China's top poverty relief agency has pledged "severe punishment" for those who embezzle poverty relief funds or fail to implement anti-poverty programs, said an official from the State Council Leading Group Office of Poverty Alleviation and Development on Friday.
Liu Yongfu, director of the office, said that the Central Commission for Discipline Inspection, the top graft watchdog, has decided to launch a three-year special campaign between 2018 and 2020 to target corruption and bad working style in the poverty relief sector.
"Strict evaluations will be carried out and those who have failed to implement poverty relief programs or cheated in the job will be punished without leniency, especially those who embezzle poverty relief funds," he told a news conference organized by the State Council Information Office.
Liu made the remarks in response to the latest scandal that has resulted in five local officials being sacked.
The officials from Zhangjiakou, Hebei province, were found to have embezzled poverty relief funds and slacked off in their poverty alleviation efforts, according to a CCDI release on Wednesday.

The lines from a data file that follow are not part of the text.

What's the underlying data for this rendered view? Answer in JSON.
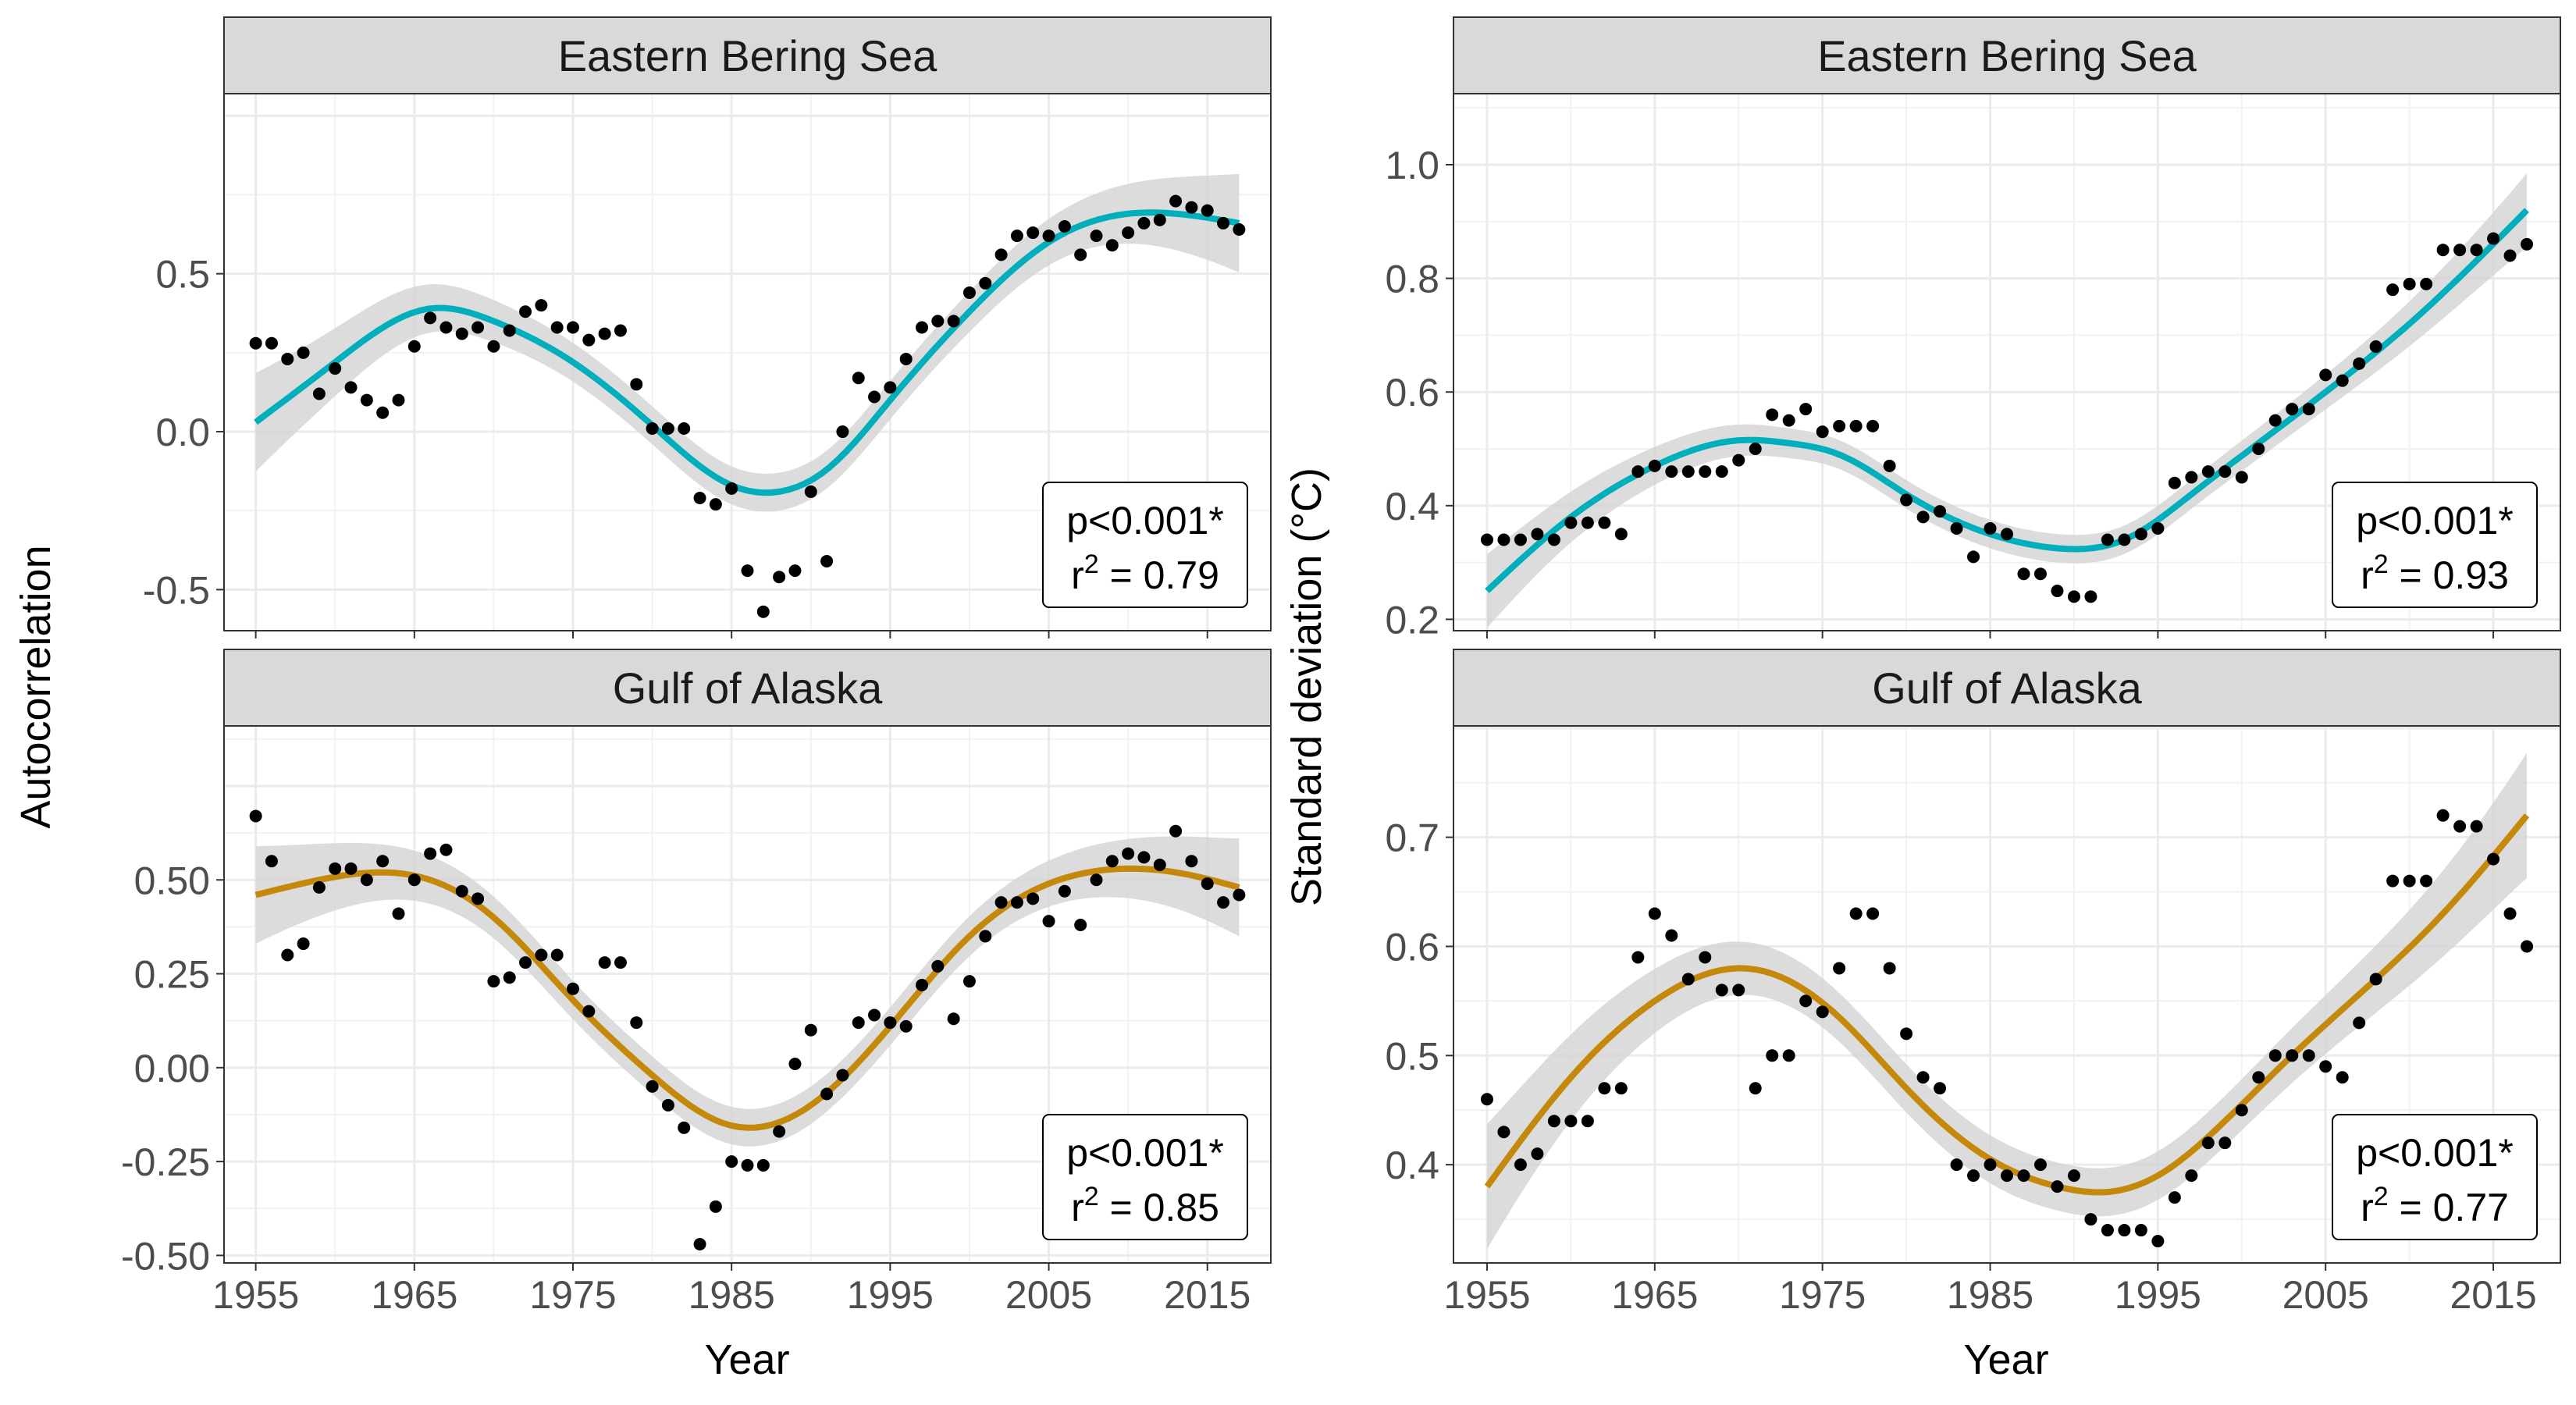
{
  "chart_data": [
    {
      "type": "scatter",
      "panel": "top-left",
      "strip_title": "Eastern Bering Sea",
      "xlabel": "Year",
      "ylabel": "Autocorrelation",
      "xlim": [
        1953,
        2019
      ],
      "ylim": [
        -0.63,
        1.07
      ],
      "x_ticks": [
        1955,
        1965,
        1975,
        1985,
        1995,
        2005,
        2015
      ],
      "x_tick_labels": [
        "1955",
        "1965",
        "1975",
        "1985",
        "1995",
        "2005",
        "2015"
      ],
      "y_ticks": [
        0.5,
        0.0,
        -0.5
      ],
      "y_tick_labels": [
        "0.5",
        "0.0",
        "-0.5"
      ],
      "grid": true,
      "annotation": {
        "p": "p<0.001*",
        "r2_prefix": "r",
        "r2_sup": "2",
        "r2_value": " = 0.79"
      },
      "fit_color": "#00AFBB",
      "band_color": "#d3d3d3",
      "band_halfwidth": 0.06,
      "fit_knots": {
        "x": [
          1955,
          1960,
          1966,
          1970,
          1975,
          1980,
          1985,
          1988,
          1991,
          1995,
          2000,
          2005,
          2010,
          2013,
          2017
        ],
        "y": [
          0.03,
          0.22,
          0.39,
          0.35,
          0.22,
          0.02,
          -0.17,
          -0.19,
          -0.12,
          0.1,
          0.38,
          0.6,
          0.69,
          0.69,
          0.66
        ]
      },
      "points": {
        "x": [
          1955,
          1956,
          1957,
          1958,
          1959,
          1960,
          1961,
          1962,
          1963,
          1964,
          1965,
          1966,
          1967,
          1968,
          1969,
          1970,
          1971,
          1972,
          1973,
          1974,
          1975,
          1976,
          1977,
          1978,
          1979,
          1980,
          1981,
          1982,
          1983,
          1984,
          1985,
          1986,
          1987,
          1988,
          1989,
          1990,
          1991,
          1992,
          1993,
          1994,
          1995,
          1996,
          1997,
          1998,
          1999,
          2000,
          2001,
          2002,
          2003,
          2004,
          2005,
          2006,
          2007,
          2008,
          2009,
          2010,
          2011,
          2012,
          2013,
          2014,
          2015,
          2016,
          2017
        ],
        "y": [
          0.28,
          0.28,
          0.23,
          0.25,
          0.12,
          0.2,
          0.14,
          0.1,
          0.06,
          0.1,
          0.27,
          0.36,
          0.33,
          0.31,
          0.33,
          0.27,
          0.32,
          0.38,
          0.4,
          0.33,
          0.33,
          0.29,
          0.31,
          0.32,
          0.15,
          0.01,
          0.01,
          0.01,
          -0.21,
          -0.23,
          -0.18,
          -0.44,
          -0.57,
          -0.46,
          -0.44,
          -0.19,
          -0.41,
          0.0,
          0.17,
          0.11,
          0.14,
          0.23,
          0.33,
          0.35,
          0.35,
          0.44,
          0.47,
          0.56,
          0.62,
          0.63,
          0.62,
          0.65,
          0.56,
          0.62,
          0.59,
          0.63,
          0.66,
          0.67,
          0.73,
          0.71,
          0.7,
          0.66,
          0.64
        ]
      }
    },
    {
      "type": "scatter",
      "panel": "bottom-left",
      "strip_title": "Gulf of Alaska",
      "xlabel": "Year",
      "ylabel": "Autocorrelation",
      "xlim": [
        1953,
        2019
      ],
      "ylim": [
        -0.52,
        0.91
      ],
      "x_ticks": [
        1955,
        1965,
        1975,
        1985,
        1995,
        2005,
        2015
      ],
      "x_tick_labels": [
        "1955",
        "1965",
        "1975",
        "1985",
        "1995",
        "2005",
        "2015"
      ],
      "y_ticks": [
        0.5,
        0.25,
        0.0,
        -0.25,
        -0.5
      ],
      "y_tick_labels": [
        "0.50",
        "0.25",
        "0.00",
        "-0.25",
        "-0.50"
      ],
      "grid": true,
      "annotation": {
        "p": "p<0.001*",
        "r2_prefix": "r",
        "r2_sup": "2",
        "r2_value": " = 0.85"
      },
      "fit_color": "#C4880B",
      "band_color": "#d3d3d3",
      "band_halfwidth": 0.05,
      "fit_knots": {
        "x": [
          1955,
          1959,
          1963,
          1966,
          1970,
          1975,
          1980,
          1984,
          1986,
          1990,
          1995,
          2000,
          2005,
          2010,
          2013,
          2017
        ],
        "y": [
          0.46,
          0.5,
          0.52,
          0.5,
          0.4,
          0.18,
          -0.02,
          -0.14,
          -0.16,
          -0.1,
          0.11,
          0.35,
          0.49,
          0.53,
          0.52,
          0.48
        ]
      },
      "points": {
        "x": [
          1955,
          1956,
          1957,
          1958,
          1959,
          1960,
          1961,
          1962,
          1963,
          1964,
          1965,
          1966,
          1967,
          1968,
          1969,
          1970,
          1971,
          1972,
          1973,
          1974,
          1975,
          1976,
          1977,
          1978,
          1979,
          1980,
          1981,
          1982,
          1983,
          1984,
          1985,
          1986,
          1987,
          1988,
          1989,
          1990,
          1991,
          1992,
          1993,
          1994,
          1995,
          1996,
          1997,
          1998,
          1999,
          2000,
          2001,
          2002,
          2003,
          2004,
          2005,
          2006,
          2007,
          2008,
          2009,
          2010,
          2011,
          2012,
          2013,
          2014,
          2015,
          2016,
          2017
        ],
        "y": [
          0.67,
          0.55,
          0.3,
          0.33,
          0.48,
          0.53,
          0.53,
          0.5,
          0.55,
          0.41,
          0.5,
          0.57,
          0.58,
          0.47,
          0.45,
          0.23,
          0.24,
          0.28,
          0.3,
          0.3,
          0.21,
          0.15,
          0.28,
          0.28,
          0.12,
          -0.05,
          -0.1,
          -0.16,
          -0.47,
          -0.37,
          -0.25,
          -0.26,
          -0.26,
          -0.17,
          0.01,
          0.1,
          -0.07,
          -0.02,
          0.12,
          0.14,
          0.12,
          0.11,
          0.22,
          0.27,
          0.13,
          0.23,
          0.35,
          0.44,
          0.44,
          0.45,
          0.39,
          0.47,
          0.38,
          0.5,
          0.55,
          0.57,
          0.56,
          0.54,
          0.63,
          0.55,
          0.49,
          0.44,
          0.46
        ]
      }
    },
    {
      "type": "scatter",
      "panel": "top-right",
      "strip_title": "Eastern Bering Sea",
      "xlabel": "Year",
      "ylabel": "Standard deviation (°C)",
      "xlim": [
        1953,
        2019
      ],
      "ylim": [
        0.18,
        1.125
      ],
      "x_ticks": [
        1955,
        1965,
        1975,
        1985,
        1995,
        2005,
        2015
      ],
      "x_tick_labels": [
        "1955",
        "1965",
        "1975",
        "1985",
        "1995",
        "2005",
        "2015"
      ],
      "y_ticks": [
        1.0,
        0.8,
        0.6,
        0.4,
        0.2
      ],
      "y_tick_labels": [
        "1.0",
        "0.8",
        "0.6",
        "0.4",
        "0.2"
      ],
      "grid": true,
      "annotation": {
        "p": "p<0.001*",
        "r2_prefix": "r",
        "r2_sup": "2",
        "r2_value": " = 0.93"
      },
      "fit_color": "#00AFBB",
      "band_color": "#d3d3d3",
      "band_halfwidth": 0.025,
      "fit_knots": {
        "x": [
          1955,
          1960,
          1965,
          1970,
          1973,
          1976,
          1980,
          1985,
          1989,
          1993,
          1997,
          2001,
          2005,
          2010,
          2017
        ],
        "y": [
          0.25,
          0.38,
          0.47,
          0.515,
          0.51,
          0.49,
          0.42,
          0.35,
          0.325,
          0.34,
          0.42,
          0.51,
          0.6,
          0.72,
          0.92
        ]
      },
      "points": {
        "x": [
          1955,
          1956,
          1957,
          1958,
          1959,
          1960,
          1961,
          1962,
          1963,
          1964,
          1965,
          1966,
          1967,
          1968,
          1969,
          1970,
          1971,
          1972,
          1973,
          1974,
          1975,
          1976,
          1977,
          1978,
          1979,
          1980,
          1981,
          1982,
          1983,
          1984,
          1985,
          1986,
          1987,
          1988,
          1989,
          1990,
          1991,
          1992,
          1993,
          1994,
          1995,
          1996,
          1997,
          1998,
          1999,
          2000,
          2001,
          2002,
          2003,
          2004,
          2005,
          2006,
          2007,
          2008,
          2009,
          2010,
          2011,
          2012,
          2013,
          2014,
          2015,
          2016,
          2017
        ],
        "y": [
          0.34,
          0.34,
          0.34,
          0.35,
          0.34,
          0.37,
          0.37,
          0.37,
          0.35,
          0.46,
          0.47,
          0.46,
          0.46,
          0.46,
          0.46,
          0.48,
          0.5,
          0.56,
          0.55,
          0.57,
          0.53,
          0.54,
          0.54,
          0.54,
          0.47,
          0.41,
          0.38,
          0.39,
          0.36,
          0.31,
          0.36,
          0.35,
          0.28,
          0.28,
          0.25,
          0.24,
          0.24,
          0.34,
          0.34,
          0.35,
          0.36,
          0.44,
          0.45,
          0.46,
          0.46,
          0.45,
          0.5,
          0.55,
          0.57,
          0.57,
          0.63,
          0.62,
          0.65,
          0.68,
          0.78,
          0.79,
          0.79,
          0.85,
          0.85,
          0.85,
          0.87,
          0.84,
          0.86
        ]
      }
    },
    {
      "type": "scatter",
      "panel": "bottom-right",
      "strip_title": "Gulf of Alaska",
      "xlabel": "Year",
      "ylabel": "Standard deviation (°C)",
      "xlim": [
        1953,
        2019
      ],
      "ylim": [
        0.31,
        0.802
      ],
      "x_ticks": [
        1955,
        1965,
        1975,
        1985,
        1995,
        2005,
        2015
      ],
      "x_tick_labels": [
        "1955",
        "1965",
        "1975",
        "1985",
        "1995",
        "2005",
        "2015"
      ],
      "y_ticks": [
        0.7,
        0.6,
        0.5,
        0.4
      ],
      "y_tick_labels": [
        "0.7",
        "0.6",
        "0.5",
        "0.4"
      ],
      "grid": true,
      "annotation": {
        "p": "p<0.001*",
        "r2_prefix": "r",
        "r2_sup": "2",
        "r2_value": " = 0.77"
      },
      "fit_color": "#C4880B",
      "band_color": "#d3d3d3",
      "band_halfwidth": 0.022,
      "fit_knots": {
        "x": [
          1955,
          1960,
          1965,
          1970,
          1972,
          1976,
          1980,
          1985,
          1989,
          1992,
          1995,
          1999,
          2003,
          2008,
          2012,
          2017
        ],
        "y": [
          0.38,
          0.48,
          0.55,
          0.58,
          0.575,
          0.535,
          0.47,
          0.405,
          0.38,
          0.375,
          0.39,
          0.44,
          0.5,
          0.57,
          0.63,
          0.72
        ]
      },
      "points": {
        "x": [
          1955,
          1956,
          1957,
          1958,
          1959,
          1960,
          1961,
          1962,
          1963,
          1964,
          1965,
          1966,
          1967,
          1968,
          1969,
          1970,
          1971,
          1972,
          1973,
          1974,
          1975,
          1976,
          1977,
          1978,
          1979,
          1980,
          1981,
          1982,
          1983,
          1984,
          1985,
          1986,
          1987,
          1988,
          1989,
          1990,
          1991,
          1992,
          1993,
          1994,
          1995,
          1996,
          1997,
          1998,
          1999,
          2000,
          2001,
          2002,
          2003,
          2004,
          2005,
          2006,
          2007,
          2008,
          2009,
          2010,
          2011,
          2012,
          2013,
          2014,
          2015,
          2016,
          2017
        ],
        "y": [
          0.46,
          0.43,
          0.4,
          0.41,
          0.44,
          0.44,
          0.44,
          0.47,
          0.47,
          0.59,
          0.63,
          0.61,
          0.57,
          0.59,
          0.56,
          0.56,
          0.47,
          0.5,
          0.5,
          0.55,
          0.54,
          0.58,
          0.63,
          0.63,
          0.58,
          0.52,
          0.48,
          0.47,
          0.4,
          0.39,
          0.4,
          0.39,
          0.39,
          0.4,
          0.38,
          0.39,
          0.35,
          0.34,
          0.34,
          0.34,
          0.33,
          0.37,
          0.39,
          0.42,
          0.42,
          0.45,
          0.48,
          0.5,
          0.5,
          0.5,
          0.49,
          0.48,
          0.53,
          0.57,
          0.66,
          0.66,
          0.66,
          0.72,
          0.71,
          0.71,
          0.68,
          0.63,
          0.6
        ]
      }
    }
  ]
}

In Kangbao county, under the jurisdiction of Zhangjiakou, all 15 townships were found to have embezzled relief and agricultural funds, and its disciplinary officials failed to investigate these cases and accepted bribes, the release said.
China has set a goal to complete the building of a "moderately prosperous society" in all respects by 2020, which requires the eradication of poverty.
Liu said that the past five years have seen China's impoverished population - more than 98 million at the end of 2012 - cut by two-thirds, the best performance in the country's poverty reduction history.
To secure the final victory, Liu said the effort will focus on areas hit hard by poverty, and more attention will be paid to the "quality" rather than the "advance rate" of the effort.
"In the past few years, we have precisely spotted the poor in rural China, and next we will make sure those who have been lifted out will not be impoverished again," he said.
But the director added that problems such as formalism, bureaucracy and cheating still exist in the sector and the task remained "arduous", especially for areas severely hit by poverty and groups with disability or disease. "We will take practical measures to tackle such problems," he said.